TypeScript-friendly utility for extracting default exports from tricky packages.

Package Exports

  • @darkobits/interop-import-default
  • @darkobits/interop-import-default/dist/interop-import-default.js

This package does not declare an exports field, so the exports above have been automatically detected and optimized by JSPM instead. If any package subpath is missing, it is recommended to post an issue to the original package (@darkobits/interop-import-default) to support the "exports" field. If that is not possible, create a JSPM override to customize the exports field for this package.

Readme

Install

$ npm i @darkobits/interop-import-default

Use

This function is intended to gracefully address issues with the default exports of packages that may have been transpiled/bundled improperly or were simply transpiled to run in an environment that has built-in support for addressing this kind of issue.

This problem can often rear its head when working in mixed CJS / ESM environments.

Before / Ideal:

import wonky from 'wonky';

// Use `wonky` as the developer intended.

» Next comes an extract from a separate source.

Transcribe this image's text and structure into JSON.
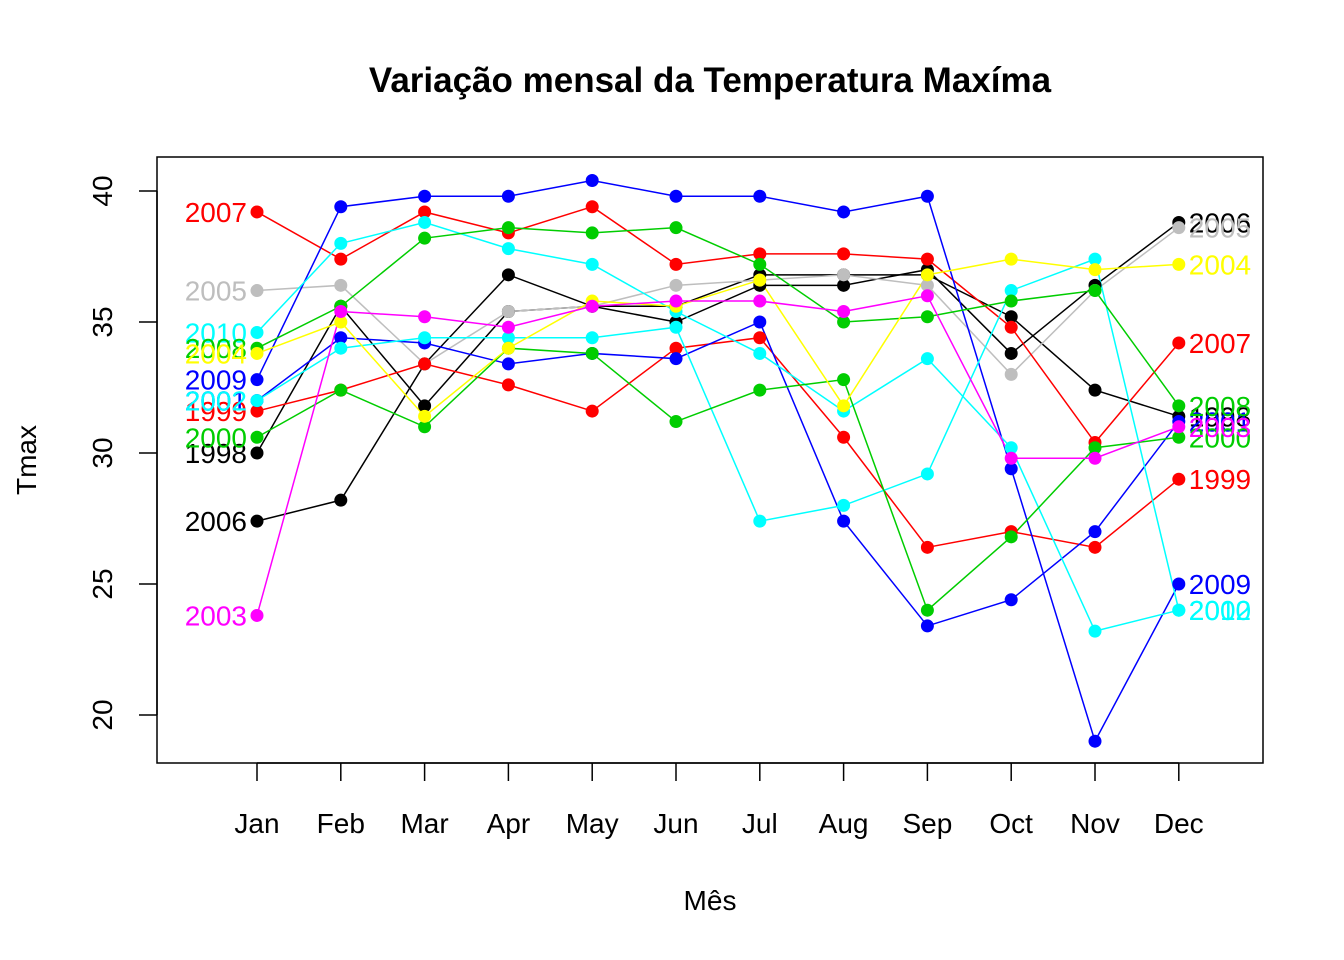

Sometimes, based on the Node version running this code and how the code was transpiled/bundled, a package's default export may be on a property key default on the value imported.

Naive TypeScript Fix:

import wonkyExport from 'wonky';
const wonky = wonkyExport.default;

// Now, typeof wonky is incorrect; IntelliSense is broken, and
// TypeScript will throw errors.

Furthermore, you may run into cases where your code behaves differently in different runtime environments, especially if you are authoring a library and you don't know how your code will be transpiled by the end user. Some bundlers have built-in interop features that address this issue, but running the same code in Node will produce an error.

Even worse, TypeScript can miss this error at compile-time, mistakenly thinking that the default export of a package is the value we expected it to be rather than an object with a nested default property.

This function is designed to be used as a runtime dependency that will address both of these
problems. First, it ensures your code runs the same way in both types of environments by returning the provided value as-is if it doesn't contain a default key. Second, it type-casts the return value as the type of the parameter provided, so TypeScript will always be happy. 🌈

import wonkyExport from 'wonky';
import { interopImportDefault } from '@darkobits/interop-import-default';

const wonky = interopImportDefault(wonkyExport);

// Use `wonky` as the developer intended.